Fragile
Viruses are wars without borders. There is no space or time that can be completely ordered and stabilized in indices and maps. Contagion and healing go on within traces of differing attitudes towards life, sickness, and death.

YESTERDAY one of my friends died from the virus—and this loss was not the first. Probably also not the last. Every day we hear news of contagion and death: Covid-19 has not yet stopped taking victims. The world is exhausted fighting it…
How fragile we are
How fragile we are
Of course Sting’s song speaks more about history being plagued by violence than humankind’s relationship to pandemics. But these days too there is a sense of fragility: no one can say when the virus will subside. Not even science.
This does not mean that science is futile. Humanity is long past the 13th century, when the Black Death wiped out a third of Europe’s population. Terrifying, mysterious: bodies and souls appeared to be engulfed in chaos as depicted in Pieter Bruegel’s The Triumph of Death. Back then, people were resigned and turned to prayer. Science was virtually non-existent until Alexander Yersin discovered the bacterium that caused the plague, Yersinia pestis, in 1894. From then on, people were increasingly guided by epidemiology. Hope became normal.

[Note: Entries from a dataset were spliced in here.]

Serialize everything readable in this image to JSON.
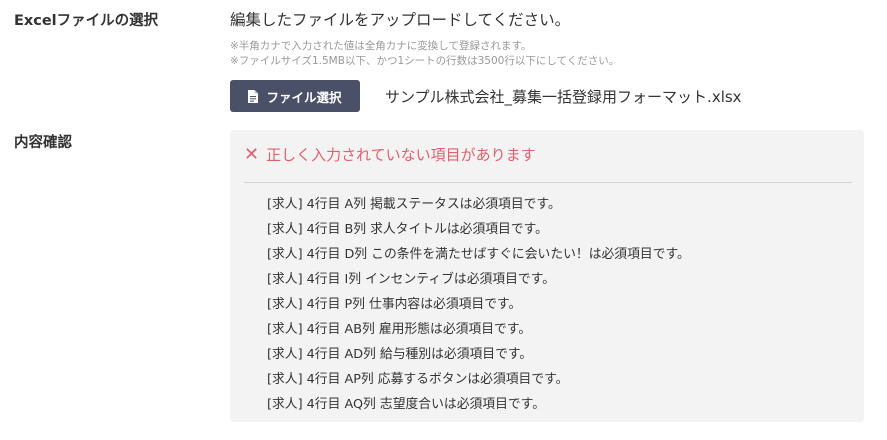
{
  "form": {
    "excel_label": "Excelファイルの選択",
    "instruction": "編集したファイルをアップロードしてください。",
    "note_1": "※半角カナで入力された値は全角カナに変換して登録されます。",
    "note_2": "※ファイルサイズ1.5MB以下、かつ1シートの行数は3500行以下にしてください。",
    "select_button_label": "ファイル選択",
    "select_button_icon": "document-icon",
    "file_name": "サンプル株式会社_募集一括登録用フォーマット.xlsx",
    "confirm_label": "内容確認"
  },
  "errors": {
    "header": "正しく入力されていない項目があります",
    "header_icon": "close-icon",
    "accent_color": "#e45f6d",
    "items": [
      "[求人] 4行目 A列 掲載ステータスは必須項目です。",
      "[求人] 4行目 B列 求人タイトルは必須項目です。",
      "[求人] 4行目 D列 この条件を満たせばすぐに会いたい！は必須項目です。",
      "[求人] 4行目 I列 インセンティブは必須項目です。",
      "[求人] 4行目 P列 仕事内容は必須項目です。",
      "[求人] 4行目 AB列 雇用形態は必須項目です。",
      "[求人] 4行目 AD列 給与種別は必須項目です。",
      "[求人] 4行目 AP列 応募するボタンは必須項目です。",
      "[求人] 4行目 AQ列 志望度合いは必須項目です。"
    ]
  }
}
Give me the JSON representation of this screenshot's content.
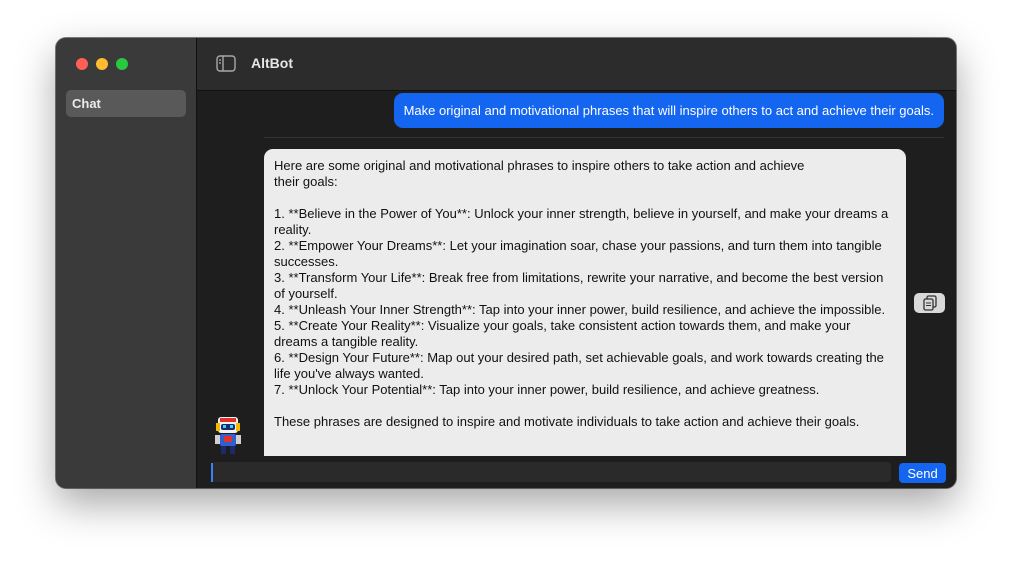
{
  "window": {
    "app_title": "AltBot"
  },
  "sidebar": {
    "items": [
      {
        "label": "Chat",
        "selected": true
      }
    ]
  },
  "chat": {
    "user_message": "Make original and motivational phrases that will inspire others to act and achieve their goals.",
    "bot_message": "Here are some original and motivational phrases to inspire others to take action and achieve\ntheir goals:\n\n1. **Believe in the Power of You**: Unlock your inner strength, believe in yourself, and make your dreams a reality.\n2. **Empower Your Dreams**: Let your imagination soar, chase your passions, and turn them into tangible successes.\n3. **Transform Your Life**: Break free from limitations, rewrite your narrative, and become the best version of yourself.\n4. **Unleash Your Inner Strength**: Tap into your inner power, build resilience, and achieve the impossible.\n5. **Create Your Reality**: Visualize your goals, take consistent action towards them, and make your dreams a tangible reality.\n6. **Design Your Future**: Map out your desired path, set achievable goals, and work towards creating the life you've always wanted.\n7. **Unlock Your Potential**: Tap into your inner power, build resilience, and achieve greatness.\n\nThese phrases are designed to inspire and motivate individuals to take action and achieve their goals."
  },
  "composer": {
    "input_value": "",
    "send_label": "Send"
  },
  "icons": {
    "sidebar_toggle": "sidebar-toggle-icon",
    "copy": "copy-icon",
    "avatar": "robot-avatar"
  },
  "colors": {
    "accent": "#1466f0",
    "sidebar_bg": "#3a3a3a",
    "chat_bg": "#1e1e1e",
    "bot_bubble": "#ececec"
  }
}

But viruses are wars without borders. There is no space or time that can be completely ordered and stabilized in indices and maps. Contagion and healing go on within traces of differing attitudes towards life, sickness, and death.
Right now in India, hundreds of thousands—maybe millions—of believers are thronging in the Kumbh Mela ceremony. They come together for weeks at the place of confluence of the Ganges and Yamuna rivers. They do not care about infecting or being infected. Science is unable to wipe out this enthusiasm. Not everything can be placed beneath the microscope.
People try, of course. Including scientists, with or without microscopes. They try to form “a simplified and intelligible picture of the world,” as Einstein said in Principles of Research (Motive des Forschens).
But life is never 100 percent intelligible and simple. Except at the moments we want to use something for a particular purpose, as with technology. With this proviso: even in science and technology, particularly in the post-Hiroshima era, scientists realize that their most brilliant discoveries can have unforeseen consequences.
Even so, we want to bring this global war to an end quickly. We live in an era when mankind is able to make astounding artificial intelligence. We live in times when knowledge is increasingly driven by ‘epistemological optimism’. Every problem, however complex, is guaranteed to have an answer. “Truth is in the abyss,” Niels Bohr, one of the pioneers of quantum mechanics, said. Science is not afraid to explore that abyss.
That optimism—high hopes in the fruit of scientists’ labors—in an old one. It began in Europe: in 1803, Sant Simon thought scientists could ‘predict the future’ and were ‘superior to all other men’. The following century such praise and hope was everywhere. In Indonesia, Pramoedya Ananta Toer consistently expressed this optimism—conviction that deserves discussion; he was the voice of an influential writer.
In Bumi Manusia (This Earth of Mankind):
“Science is bringing forth miracles…People no longer have to meditate for years to be able to speak with someone across the seas. The Germans have installed a sea cable from England to India! And cables like this are sprouting up all over the face of the earth…”
Thirty years earlier, Pramoedya wrote The Fugitive where we meet Dipo and Hardo. In one scene Dipo tells of what he believes and has seen:
“Technology will bring mankind to its human greatness, because humanity has been supplemented with all kinds of powers that are now only produced by machines…”
Simplistic, it must be said. The word ‘miracle’ is hyperbole not quite fitting to describe scientific achievements. Pramoedya does not outline any concrete processes, nor does he question which people produce science and technology, in what situations and how. He does not see change: but ever since the atom bomb was dropped on Hiroshima, we can no longer conclude that “technology will bring mankind to its human greatness.”
Because, along with science and technology, there is political power, capital, the tussle of grasped noble ideals, as well as often unconscious greed and phobia. In other words, there is the subconscious of history, which Marx called the ‘nightmare’ suspended in the thinking of the living generation: the legacy of generations gone before.
It seems as though Pramoedya saw science and humanity as free of that ‘nightmare’. In Nyanyi Sunyi Seorang Bisu (A Mute’s Soliloquy) he calls man ‘greater’ than his surroundings. It is hypocritical, Pram writes, to teach ‘his inadequacies, his smallness, his meaninglessness’.
I do not think that Pram would listen to the song Fragile. Sting did indeed intend the phrase to be dramatic. But there is something implied in those lyrics: empathy—something valuable in the anxiety of today, something that does not exist in machines and A.I.
Empathy indeed does not answer when this pandemic will end. But this is where the desire arises that is now important: to help—helping one another.